A Protagonist Lost in the Chaos
The film centers on Jamie, a 38-year-old disaster relief worker played by Shlesinger with surprisingly straight-faced earnestness. Following an abrupt breakup with her boyfriend of five years, Jamie returns to her Texas hometown after two decades away, haunted by rumors about a teenage pregnancy and her vanished high school sweetheart Chase.
Jamie emerges as a frustratingly thin protagonist, defined primarily by her profession and physical attractiveness rather than substantive characterization. She works in disaster relief but shows little passion for the field, and her fixation on high school gossip feels psychologically implausible for someone approaching middle age. Shlesinger's performance lacks the necessary edge or interiority to make Jamie either compellingly diabolical or genuinely sympathetic.
Stock Characters and Tonal Whiplash
The Texas setting proves equally problematic, filmed not in Dallas but in St. Louis, resulting in a generic suburban landscape devoid of specific regional character. Jamie encounters a parade of stock characters including her twangy, disapproving mother (overplayed by Megan Mullally), her resentful older sister Marisa (Cassidy Freeman), former popular classmates consumed by domesticity, and inexplicably attracted younger men.
Decker's directorial approach creates constant tonal whiplash as she attempts to inject visual dynamism into fundamentally conventional material. Cinematographer Eric Branco's camera twirls, turns, and flips with restless energy, as if trying to wrest the film away from its vacant protagonist. The result is a volatile squabble between Decker's subversive sensibilities and the story's cardboard components.

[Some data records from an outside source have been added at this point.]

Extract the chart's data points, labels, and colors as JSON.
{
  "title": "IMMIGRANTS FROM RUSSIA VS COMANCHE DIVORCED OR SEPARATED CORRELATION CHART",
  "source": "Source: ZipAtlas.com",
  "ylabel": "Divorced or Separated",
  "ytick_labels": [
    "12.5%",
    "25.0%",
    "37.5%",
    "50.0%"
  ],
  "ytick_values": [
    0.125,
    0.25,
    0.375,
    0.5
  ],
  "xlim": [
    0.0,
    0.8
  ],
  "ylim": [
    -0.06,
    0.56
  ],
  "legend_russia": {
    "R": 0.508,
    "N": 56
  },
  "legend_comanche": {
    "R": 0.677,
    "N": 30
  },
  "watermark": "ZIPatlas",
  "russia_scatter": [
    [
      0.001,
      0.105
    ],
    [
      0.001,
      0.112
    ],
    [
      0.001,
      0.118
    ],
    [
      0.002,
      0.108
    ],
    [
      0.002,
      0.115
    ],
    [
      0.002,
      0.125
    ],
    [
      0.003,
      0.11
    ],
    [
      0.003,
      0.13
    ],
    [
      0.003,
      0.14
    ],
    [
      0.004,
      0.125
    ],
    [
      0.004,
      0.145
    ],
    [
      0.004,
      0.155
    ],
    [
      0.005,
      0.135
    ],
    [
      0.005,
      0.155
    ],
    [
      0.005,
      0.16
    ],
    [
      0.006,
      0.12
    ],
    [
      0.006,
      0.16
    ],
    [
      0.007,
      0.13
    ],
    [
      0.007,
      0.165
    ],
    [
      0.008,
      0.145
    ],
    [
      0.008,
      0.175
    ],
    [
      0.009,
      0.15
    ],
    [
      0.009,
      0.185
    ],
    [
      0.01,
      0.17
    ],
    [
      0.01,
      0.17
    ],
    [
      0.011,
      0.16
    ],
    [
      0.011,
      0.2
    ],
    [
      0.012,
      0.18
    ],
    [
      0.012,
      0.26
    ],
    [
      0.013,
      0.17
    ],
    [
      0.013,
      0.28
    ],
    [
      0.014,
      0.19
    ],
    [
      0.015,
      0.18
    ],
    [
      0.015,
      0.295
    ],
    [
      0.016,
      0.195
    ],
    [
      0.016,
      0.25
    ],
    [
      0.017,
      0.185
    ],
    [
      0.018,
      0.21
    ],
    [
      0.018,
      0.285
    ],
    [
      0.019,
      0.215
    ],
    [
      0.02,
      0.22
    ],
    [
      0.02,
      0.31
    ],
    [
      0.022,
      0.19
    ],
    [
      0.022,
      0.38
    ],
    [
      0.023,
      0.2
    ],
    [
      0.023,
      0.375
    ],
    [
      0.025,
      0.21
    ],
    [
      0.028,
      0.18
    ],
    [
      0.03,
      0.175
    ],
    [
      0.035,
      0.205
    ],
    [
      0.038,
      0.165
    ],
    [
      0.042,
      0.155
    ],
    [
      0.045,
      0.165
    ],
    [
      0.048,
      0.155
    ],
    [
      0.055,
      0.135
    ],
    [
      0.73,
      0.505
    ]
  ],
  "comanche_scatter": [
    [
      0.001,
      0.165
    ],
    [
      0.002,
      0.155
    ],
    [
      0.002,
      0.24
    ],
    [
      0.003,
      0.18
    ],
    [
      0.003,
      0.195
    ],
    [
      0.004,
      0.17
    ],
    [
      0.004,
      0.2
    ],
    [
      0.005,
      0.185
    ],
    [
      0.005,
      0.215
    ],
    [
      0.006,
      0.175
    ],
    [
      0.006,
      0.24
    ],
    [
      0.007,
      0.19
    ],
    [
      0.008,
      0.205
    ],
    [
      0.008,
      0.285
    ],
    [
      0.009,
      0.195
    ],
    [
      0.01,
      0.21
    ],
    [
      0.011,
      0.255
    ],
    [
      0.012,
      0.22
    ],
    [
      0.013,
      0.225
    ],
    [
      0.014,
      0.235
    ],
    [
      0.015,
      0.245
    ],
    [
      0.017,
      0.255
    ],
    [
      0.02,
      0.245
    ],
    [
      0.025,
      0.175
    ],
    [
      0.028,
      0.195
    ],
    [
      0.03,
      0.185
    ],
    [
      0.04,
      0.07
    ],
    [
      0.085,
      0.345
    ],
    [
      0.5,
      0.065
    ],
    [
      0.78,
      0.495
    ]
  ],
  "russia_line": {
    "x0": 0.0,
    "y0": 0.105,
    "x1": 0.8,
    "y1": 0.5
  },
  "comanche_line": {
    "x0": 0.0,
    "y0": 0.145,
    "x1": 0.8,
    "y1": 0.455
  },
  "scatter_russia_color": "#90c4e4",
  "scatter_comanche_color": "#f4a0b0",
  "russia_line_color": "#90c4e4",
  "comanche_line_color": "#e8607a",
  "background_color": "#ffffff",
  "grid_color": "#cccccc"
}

Bizarre Choices and Unanswered Questions
The film accumulates baffling creative decisions at every turn. Basic continuity errors suggest either technical incompetence or deliberate punk provocation. Characters appear styled as if from different socioeconomic classes without narrative justification. Jamie displays inexplicable confusion about ordinary grocery stores. Most puzzlingly, central rumors remain unaddressed for two decades within the story's logic.
Late-stage scenes deliver such vertiginous tonal swings that viewers emerge genuinely speechless. The film careens from sensuous, gauzy sex scenes reminiscent of Decker's earlier work to broad farce executed with all the delicacy of a charging bull. This chaotic energy at least prevents the film from becoming boring, though the cost to coherence proves substantial.
A Morbidly Fascinating Failure
Chasing Summer ultimately functions less as a coherent narrative than as a case study in creative mismatch. Watching Decker's distinctive visual language tear into Shlesinger's conventional screenplay creates a morbid fascination that transcends traditional critical evaluation. The film represents a genuine cinematic car crash - horrifying to witness yet impossible to look away from.
While the collaboration fails to generate the creative sparks its premise promised, it does achieve something arguably more memorable: a genuinely bewildering viewing experience that lingers in the mind long after more polished but forgettable festival entries have faded. Chasing Summer may not work as intended, but its spectacular failure proves more memorable than many conventional successes.